Located about six miles west of West Chester, the roughly rectangular property stretches nearly four miles as the crow flies. It starts at Route 162 across from the former Embreeville State Hospital complex and extends south, reaching almost to Route 842.

It encompasses rolling hills, hollows and valleys, meadows and uplands, fields of grains, forests, marshes, ponds, riparian woodlands framing streams too small to have a name, and a long, lovely stretch of the west branch of the Brandywine Creek.

"It's huge and diverse," said Morrison. "And remote - there are places on that property where there is no evidence of the 20th century."

At the northern edge, a chirping cedar waxwing, its black mask resplendent in the morning sun, flitted effortlessly through an enormous sycamore tree, the leaves creating a soft green canopy across the Brandywine.

Along the creek banks, an exuberant crowd of youngsters from Avon Grove Middle School were launching canoes into the chilly water, forming a haphazard flotilla as the current carried them downstream.

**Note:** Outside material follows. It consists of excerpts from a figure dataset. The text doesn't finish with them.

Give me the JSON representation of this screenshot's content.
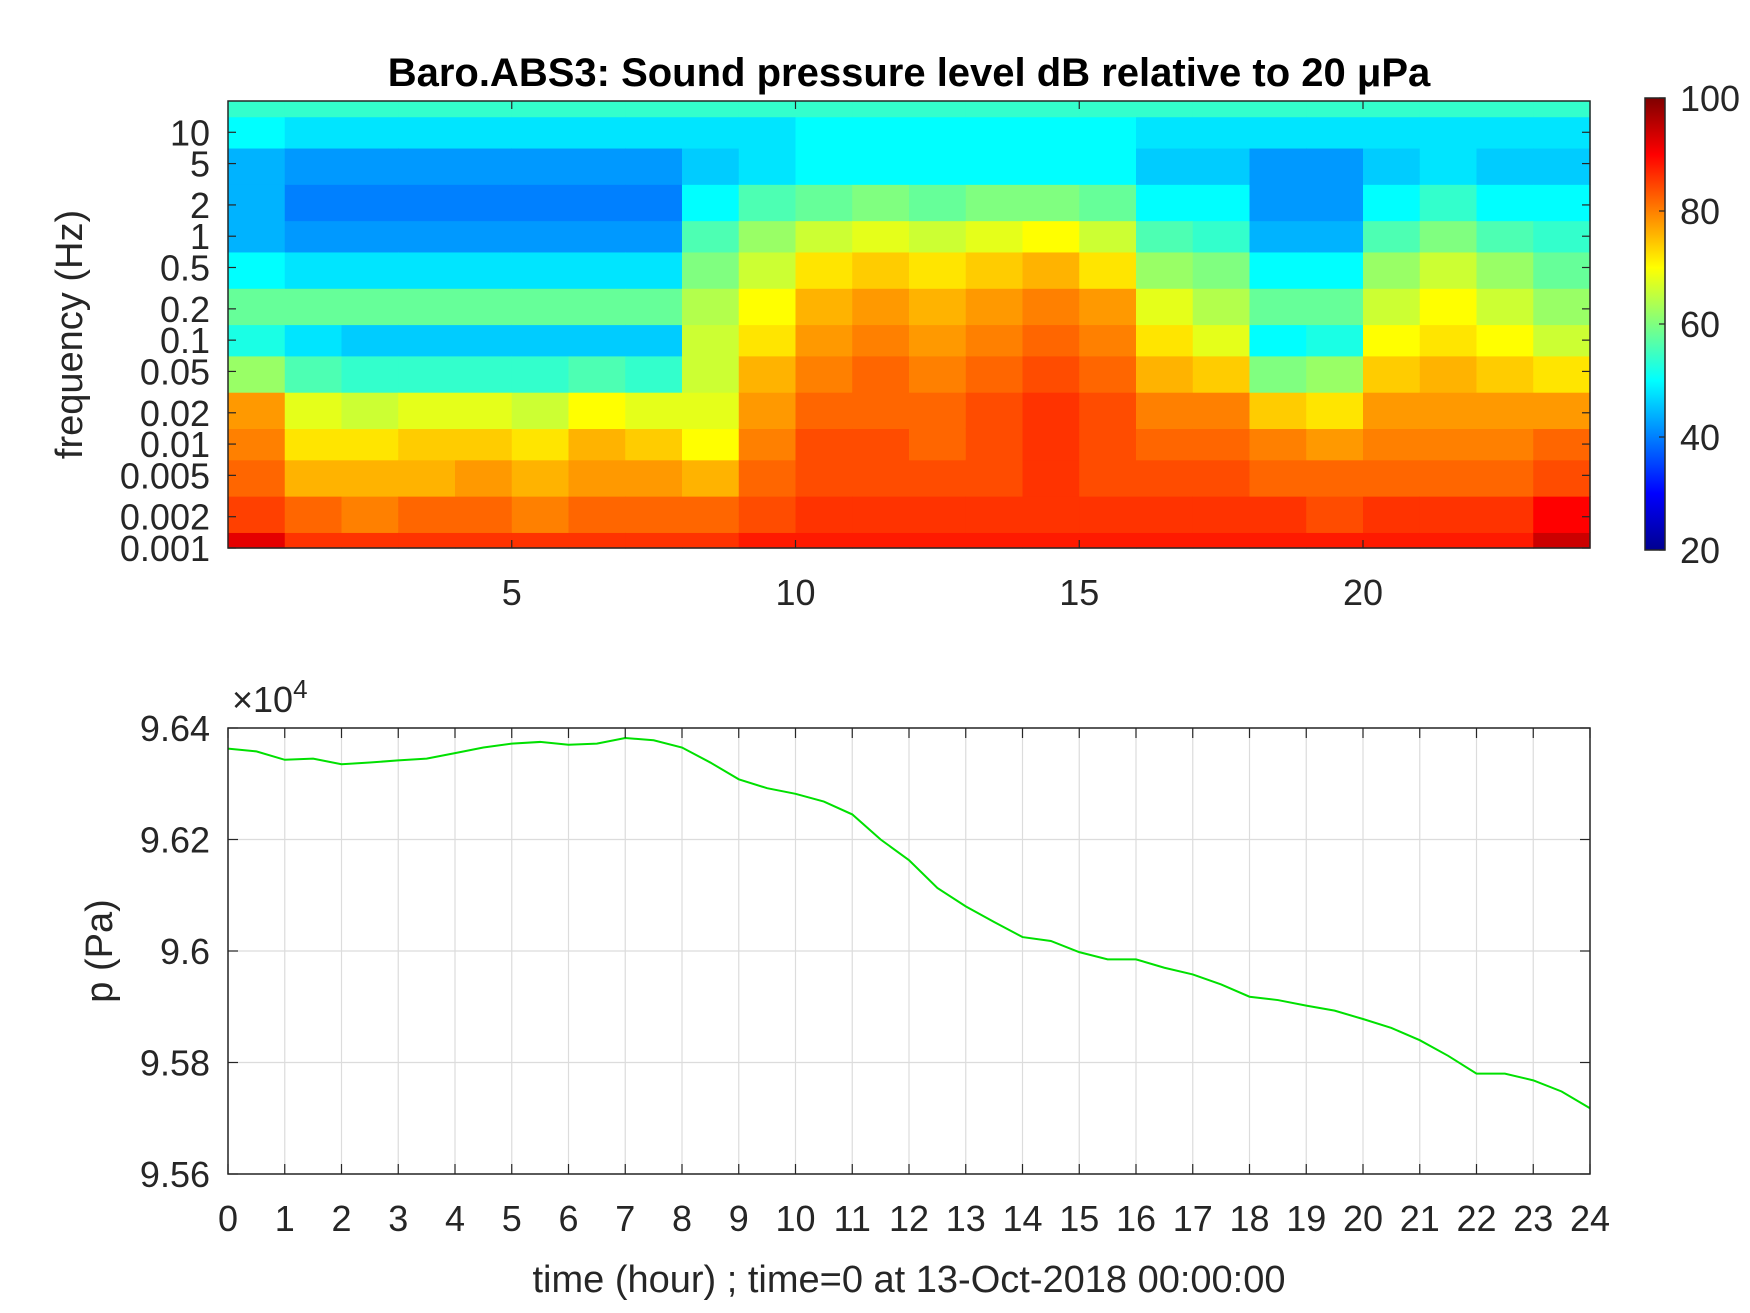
{
  "chart_data": [
    {
      "type": "heatmap",
      "title": "Baro.ABS3: Sound pressure level dB relative to 20 μPa",
      "xlabel": "",
      "ylabel": "frequency (Hz)",
      "xlim": [
        0,
        24
      ],
      "xticks": [
        5,
        10,
        15,
        20
      ],
      "xtick_labels": [
        "5",
        "10",
        "15",
        "20"
      ],
      "yscale": "log",
      "ylim": [
        0.001,
        20
      ],
      "yticks": [
        0.001,
        0.002,
        0.005,
        0.01,
        0.02,
        0.05,
        0.1,
        0.2,
        0.5,
        1,
        2,
        5,
        10
      ],
      "ytick_labels": [
        "0.001",
        "0.002",
        "0.005",
        "0.01",
        "0.02",
        "0.05",
        "0.1",
        "0.2",
        "0.5",
        "1",
        "2",
        "5",
        "10"
      ],
      "colormap": "jet",
      "colorbar": {
        "range": [
          20,
          100
        ],
        "ticks": [
          20,
          40,
          60,
          80,
          100
        ],
        "tick_labels": [
          "20",
          "40",
          "60",
          "80",
          "100"
        ]
      },
      "time_bins": [
        0.5,
        1.5,
        2.5,
        3.5,
        4.5,
        5.5,
        6.5,
        7.5,
        8.5,
        9.5,
        10.5,
        11.5,
        12.5,
        13.5,
        14.5,
        15.5,
        16.5,
        17.5,
        18.5,
        19.5,
        20.5,
        21.5,
        22.5,
        23.5
      ],
      "freq_bins": [
        0.001,
        0.002,
        0.005,
        0.01,
        0.02,
        0.05,
        0.1,
        0.2,
        0.5,
        1,
        2,
        5,
        10,
        20
      ],
      "spl_db": [
        [
          92,
          85,
          82,
          80,
          78,
          62,
          52,
          58,
          50,
          44,
          44,
          44,
          50,
          54
        ],
        [
          86,
          82,
          76,
          72,
          68,
          56,
          48,
          58,
          48,
          42,
          40,
          42,
          48,
          54
        ],
        [
          86,
          80,
          76,
          72,
          66,
          54,
          46,
          58,
          48,
          42,
          40,
          42,
          48,
          54
        ],
        [
          86,
          82,
          76,
          74,
          68,
          54,
          46,
          58,
          48,
          42,
          40,
          42,
          48,
          54
        ],
        [
          86,
          82,
          78,
          74,
          68,
          54,
          46,
          58,
          48,
          42,
          40,
          42,
          48,
          54
        ],
        [
          86,
          80,
          76,
          72,
          66,
          54,
          46,
          58,
          48,
          42,
          40,
          42,
          48,
          54
        ],
        [
          86,
          82,
          78,
          76,
          70,
          56,
          46,
          58,
          48,
          42,
          40,
          42,
          48,
          54
        ],
        [
          86,
          82,
          78,
          74,
          68,
          54,
          46,
          58,
          48,
          42,
          40,
          42,
          48,
          54
        ],
        [
          86,
          82,
          76,
          70,
          68,
          66,
          66,
          64,
          60,
          56,
          50,
          46,
          48,
          54
        ],
        [
          88,
          84,
          82,
          80,
          78,
          76,
          72,
          70,
          66,
          62,
          56,
          48,
          48,
          54
        ],
        [
          88,
          86,
          84,
          84,
          82,
          80,
          78,
          76,
          72,
          66,
          58,
          50,
          50,
          54
        ],
        [
          88,
          86,
          84,
          84,
          82,
          82,
          80,
          78,
          74,
          68,
          60,
          50,
          50,
          54
        ],
        [
          88,
          86,
          84,
          82,
          82,
          80,
          78,
          76,
          72,
          66,
          58,
          50,
          50,
          54
        ],
        [
          88,
          86,
          84,
          84,
          84,
          82,
          80,
          78,
          74,
          68,
          60,
          50,
          50,
          54
        ],
        [
          88,
          86,
          86,
          86,
          86,
          84,
          82,
          80,
          76,
          70,
          60,
          50,
          50,
          54
        ],
        [
          88,
          86,
          84,
          84,
          84,
          82,
          80,
          78,
          72,
          66,
          58,
          50,
          50,
          54
        ],
        [
          88,
          86,
          84,
          82,
          80,
          76,
          72,
          68,
          62,
          56,
          50,
          46,
          48,
          54
        ],
        [
          88,
          86,
          84,
          82,
          80,
          74,
          68,
          64,
          60,
          54,
          50,
          46,
          48,
          54
        ],
        [
          88,
          86,
          82,
          80,
          74,
          60,
          50,
          58,
          50,
          44,
          42,
          42,
          48,
          54
        ],
        [
          88,
          84,
          82,
          78,
          72,
          62,
          52,
          58,
          50,
          44,
          42,
          42,
          48,
          54
        ],
        [
          88,
          86,
          82,
          80,
          78,
          74,
          70,
          66,
          62,
          56,
          50,
          46,
          48,
          54
        ],
        [
          88,
          86,
          82,
          80,
          78,
          76,
          72,
          70,
          66,
          60,
          54,
          48,
          48,
          54
        ],
        [
          88,
          86,
          82,
          80,
          78,
          74,
          70,
          66,
          62,
          56,
          50,
          46,
          48,
          54
        ],
        [
          94,
          90,
          84,
          82,
          78,
          72,
          66,
          62,
          58,
          54,
          50,
          46,
          48,
          54
        ]
      ]
    },
    {
      "type": "line",
      "title": "",
      "xlabel": "time (hour) ; time=0 at 13-Oct-2018 00:00:00",
      "ylabel": "p (Pa)",
      "y_exponent_label": "×10",
      "y_exponent_power": "4",
      "xlim": [
        0,
        24
      ],
      "ylim": [
        9.56,
        9.64
      ],
      "xticks": [
        0,
        1,
        2,
        3,
        4,
        5,
        6,
        7,
        8,
        9,
        10,
        11,
        12,
        13,
        14,
        15,
        16,
        17,
        18,
        19,
        20,
        21,
        22,
        23,
        24
      ],
      "xtick_labels": [
        "0",
        "1",
        "2",
        "3",
        "4",
        "5",
        "6",
        "7",
        "8",
        "9",
        "10",
        "11",
        "12",
        "13",
        "14",
        "15",
        "16",
        "17",
        "18",
        "19",
        "20",
        "21",
        "22",
        "23",
        "24"
      ],
      "yticks": [
        9.56,
        9.58,
        9.6,
        9.62,
        9.64
      ],
      "ytick_labels": [
        "9.56",
        "9.58",
        "9.6",
        "9.62",
        "9.64"
      ],
      "grid": true,
      "series": [
        {
          "color": "#00e000",
          "x": [
            0,
            0.5,
            1,
            1.5,
            2,
            2.5,
            3,
            3.5,
            4,
            4.5,
            5,
            5.5,
            6,
            6.5,
            7,
            7.5,
            8,
            8.5,
            9,
            9.5,
            10,
            10.5,
            11,
            11.5,
            12,
            12.5,
            13,
            13.5,
            14,
            14.5,
            15,
            15.5,
            16,
            16.5,
            17,
            17.5,
            18,
            18.5,
            19,
            19.5,
            20,
            20.5,
            21,
            21.5,
            22,
            22.5,
            23,
            23.5,
            24
          ],
          "y": [
            9.6363,
            9.6358,
            9.6343,
            9.6345,
            9.6335,
            9.6338,
            9.6342,
            9.6345,
            9.6355,
            9.6365,
            9.6372,
            9.6375,
            9.637,
            9.6372,
            9.6382,
            9.6378,
            9.6365,
            9.6338,
            9.6308,
            9.6292,
            9.6282,
            9.6268,
            9.6245,
            9.62,
            9.6163,
            9.6113,
            9.608,
            9.6052,
            9.6025,
            9.6018,
            9.5998,
            9.5985,
            9.5985,
            9.597,
            9.5958,
            9.594,
            9.5918,
            9.5912,
            9.5902,
            9.5893,
            9.5878,
            9.5862,
            9.584,
            9.5812,
            9.578,
            9.578,
            9.5768,
            9.5748,
            9.5718
          ]
        }
      ]
    }
  ]
}
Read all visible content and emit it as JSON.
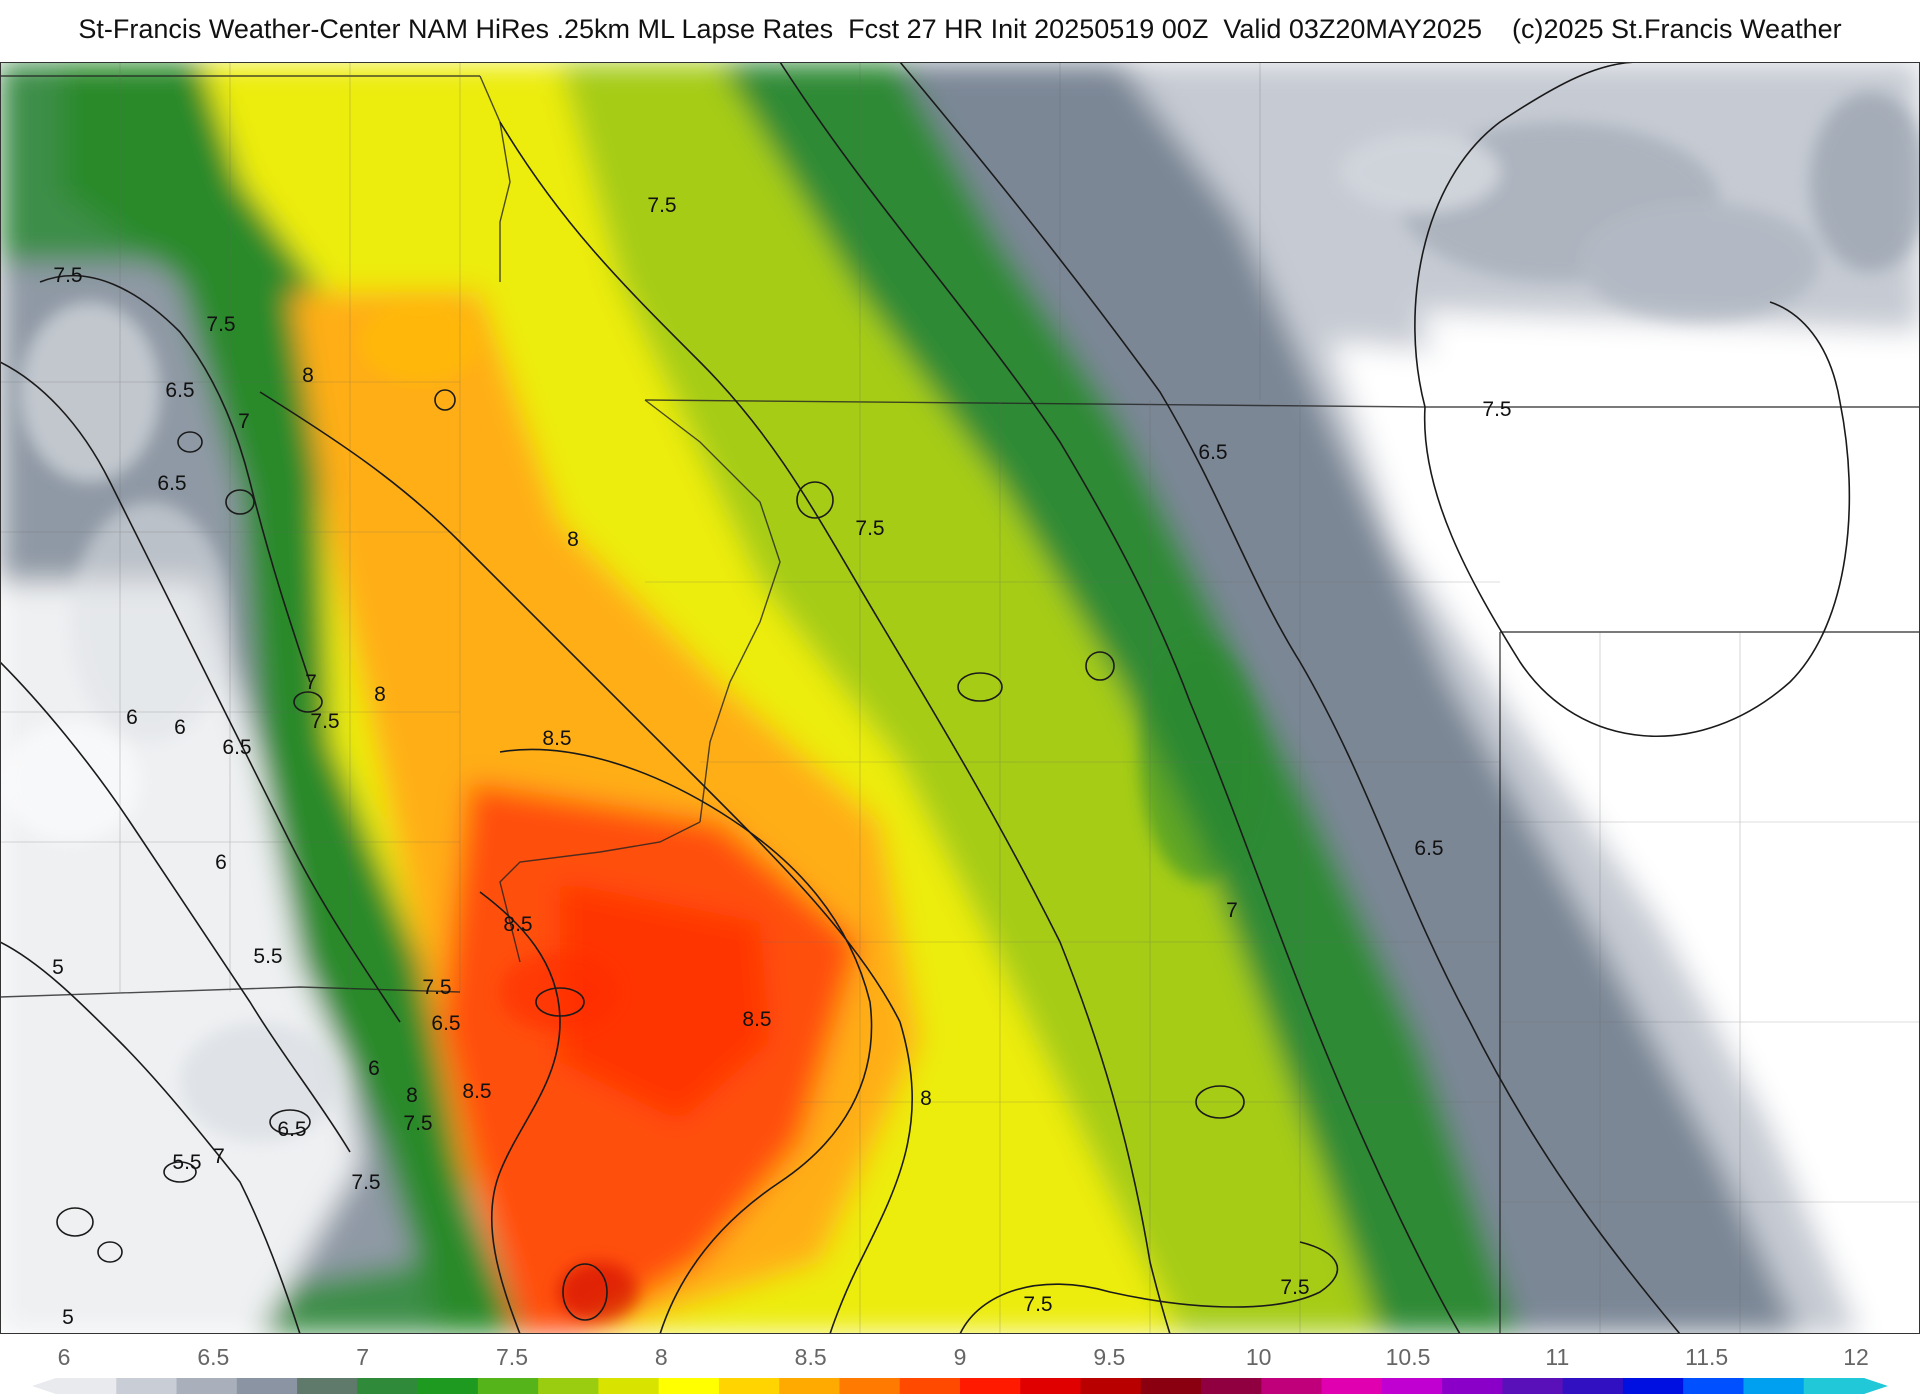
{
  "title": "St-Francis Weather-Center NAM HiRes .25km ML Lapse Rates  Fcst 27 HR Init 20250519 00Z  Valid 03Z20MAY2025    (c)2025 St.Francis Weather",
  "map": {
    "contour_labels": [
      "7.5",
      "7.5",
      "7.5",
      "8",
      "6.5",
      "7",
      "6.5",
      "8",
      "7.5",
      "6.5",
      "7.5",
      "7",
      "8",
      "7.5",
      "6",
      "6",
      "6.5",
      "8.5",
      "6",
      "5",
      "5.5",
      "8.5",
      "6.5",
      "7.5",
      "6.5",
      "6",
      "8",
      "8.5",
      "8.5",
      "8",
      "7",
      "7.5",
      "6.5",
      "5.5",
      "7",
      "7.5",
      "5",
      "7.5",
      "7.5",
      "6"
    ]
  },
  "colorbar": {
    "ticks": [
      "6",
      "6.5",
      "7",
      "7.5",
      "8",
      "8.5",
      "9",
      "9.5",
      "10",
      "10.5",
      "11",
      "11.5",
      "12"
    ],
    "colors": [
      "#e8eaee",
      "#c9ced6",
      "#a9b0bb",
      "#8a94a2",
      "#5f7a6a",
      "#2f8a3a",
      "#1e9a20",
      "#55b41a",
      "#9acc10",
      "#d8e400",
      "#ffff00",
      "#ffd400",
      "#ffaa00",
      "#ff7a00",
      "#ff4a00",
      "#ff1a00",
      "#e00000",
      "#b80000",
      "#8a0010",
      "#900040",
      "#c0007a",
      "#e000b0",
      "#c000d0",
      "#8a00c8",
      "#5a10b8",
      "#3010c0",
      "#0010e0",
      "#0050ff",
      "#00a0f0",
      "#20c8d8"
    ]
  }
}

Earlier, Zeke Hubbard, owner of Northbrook Canoe Co., was barking out instructions to more than 100 students, all wearing orange life-jackets and fully prepared to get wet.

He warned about low-hanging branches. "Don't lean backward - you'll get stuck in a tree," he said. "Lean forward."

"Brown runs you aground - that's shallow water," he said. "Follow the green!"

Nearby, song sparrows were singing, red-winged blackbirds darted through the meadows, and overhead a red-tailed hawk rode the thermals, spiraling higher into a brilliant blue sky.